Find all polynomials $P(x)$ such that $2 P\left(2 x^{2}-1\right)=P(x)^{2}-2$

Question

Question -

(Romania, 1990)Find all polynomials $P(x)$ such that $$ 2 P\left(2 x^{2}-1\right)=P(x)^{2}-2 $$ for all $x \in \mathbb{R}$.

Solution

Putting $x=1,$ we get a quadratic equation in $P(1)$ and hence $P(1)=1 \pm \sqrt{3} .$ If $P(1)=1+\sqrt{3},$ we may write $P(x)=(x-1) Q(x)+1+\sqrt{3} .$ This gives a relation for $Q(x)$. $$ 4(x+1) Q\left(2 x^{2}-1\right)=(x-1) Q(x)^{2}+2(1+\sqrt{3}) Q(x) $$ Taking $x=1,$ we see that $Q(1)=0 .$ Thus $(x-1)$ divides $Q(x) .$

We may use the induction to prove that $(x-1)^{n}$ divides $Q(x)$ for all positive integers $n .$ Thus $Q(x) \equiv 0$ and $P(x)=1+\sqrt{3}$ for all $x .$ Similarly, $P(1)=1-\sqrt{3}$ gives $P(x)=1-\sqrt{3}$ for all $x$

now i did not understand how to prove that $(x-1)^{n}$ divides $Q(x)$ for all positive integers $n .$ using induction....

Any help will be appreciated

thankyou

Answer 1

You have the relation $P(x)=(x-1)Q(x)+(1+\sqrt{3})$. And you have also proved that $Q(x)=(x-1)T(x)$ with $\text{deg}~ T(x)=\text{deg}~ Q(x)-1$, thus you plug in this value of $Q(x)$ in the relation to get $P(x)=(x-1)^2T(x)+(1+\sqrt{3})$ and you can apply the same trick as before (plugging in $x=1$) to get $x-1 \mid T(x)$ as well and thus $(x-1)^2 | Q(x)$. Thus you can continue this process $\text{deg}~ P(x)-1$ (degree of $Q(x)$) times and degree of $P$ can be arbitrary so you have the conclusion.

Answer 2

Firstly, when using induction, you need the initial/base case.

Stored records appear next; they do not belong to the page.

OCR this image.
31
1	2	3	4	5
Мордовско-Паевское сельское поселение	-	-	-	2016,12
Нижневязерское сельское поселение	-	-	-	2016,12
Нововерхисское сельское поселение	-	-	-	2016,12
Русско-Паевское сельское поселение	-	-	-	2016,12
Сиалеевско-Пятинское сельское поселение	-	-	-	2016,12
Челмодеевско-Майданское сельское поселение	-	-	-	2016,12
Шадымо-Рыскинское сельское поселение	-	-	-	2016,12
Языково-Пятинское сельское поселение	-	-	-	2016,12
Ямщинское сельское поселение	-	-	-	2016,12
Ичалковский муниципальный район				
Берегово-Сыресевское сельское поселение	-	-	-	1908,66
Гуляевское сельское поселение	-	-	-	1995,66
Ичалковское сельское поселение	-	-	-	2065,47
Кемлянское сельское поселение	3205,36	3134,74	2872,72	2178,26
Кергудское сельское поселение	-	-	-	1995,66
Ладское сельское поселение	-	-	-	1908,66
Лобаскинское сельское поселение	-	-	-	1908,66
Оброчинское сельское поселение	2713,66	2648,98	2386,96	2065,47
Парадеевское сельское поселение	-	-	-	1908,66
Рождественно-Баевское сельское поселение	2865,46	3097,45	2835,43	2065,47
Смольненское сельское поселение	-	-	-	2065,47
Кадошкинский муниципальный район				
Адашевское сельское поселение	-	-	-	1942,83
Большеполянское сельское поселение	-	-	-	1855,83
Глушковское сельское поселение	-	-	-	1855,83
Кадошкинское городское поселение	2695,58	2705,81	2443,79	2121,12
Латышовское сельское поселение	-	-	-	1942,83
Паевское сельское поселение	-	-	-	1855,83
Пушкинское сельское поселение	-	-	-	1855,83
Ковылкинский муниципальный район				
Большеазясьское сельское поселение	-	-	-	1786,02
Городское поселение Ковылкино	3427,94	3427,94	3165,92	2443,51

We conclude that $(x-1) = (x-1)^1$ divides the polynomial $Q(x)$.
Note that I will be using the following notation; $Q(x) = (x-1) \cdot Q^{(1)}(x)$, and in general \begin{equation}Q^{(n)}(x) = (x-1) \cdot Q^{(n+1)}(x)\end{equation} or \begin{equation}Q(x) = (x-1)^n \cdot Q^{(n)}(x).\end{equation}
Now for induction-step we will assume that $(x-1)^n$ divides $Q(x)$. We get the following: \begin{equation}P(x)=(x−1)^n Q^{(n)}(x) + 1 \pm \sqrt3 \end{equation}
To answer one must prove "the inductive step". Prove that if we assume the statement holds for $n$, it also holds for $n+1$.
So using the above, assumed identity, and plugging it into the original equation, we get: \begin{equation}2 \left(((2x^2-1)−1)^n Q^{(n)}(2x^2-1) +1\pm\sqrt3\right) = \left((x−1)^n Q^{(n)}(x) +1\pm\sqrt3\right)^2 - 2\end{equation}
You should work out the brackets to yield: \begin{equation} 4(x-1)^n(x+1)^n Q(2x^2-1) + 2(1\pm \sqrt3) =\\ (x-1)^{2n} Q^{(n)}(x)^2 + (x-1)^n Q^{(n)}(x) + 1 \pm 2\sqrt3 +3 -2\end{equation} The constant cancels, we divide by $(x-1)^n$ and we get: \begin{equation}4(x+1)^n Q(2x^2-1) = (x-1)^n Q^{(n)}(x)^2 +Q^{(n)}(x) \end{equation} Filling in $x=1$ gives: \begin{equation} 2^{n+2} Q^{(n)}(1) = Q^{(n)}(1)\end{equation} \begin{equation} (2^{n+2}-1) Q^{(n)}(1) = 0 \end{equation} We conclude $Q^{(n)}(1) = 0$, thus $(x-1)$ is a divisor of $Q^{(n)}(x)$.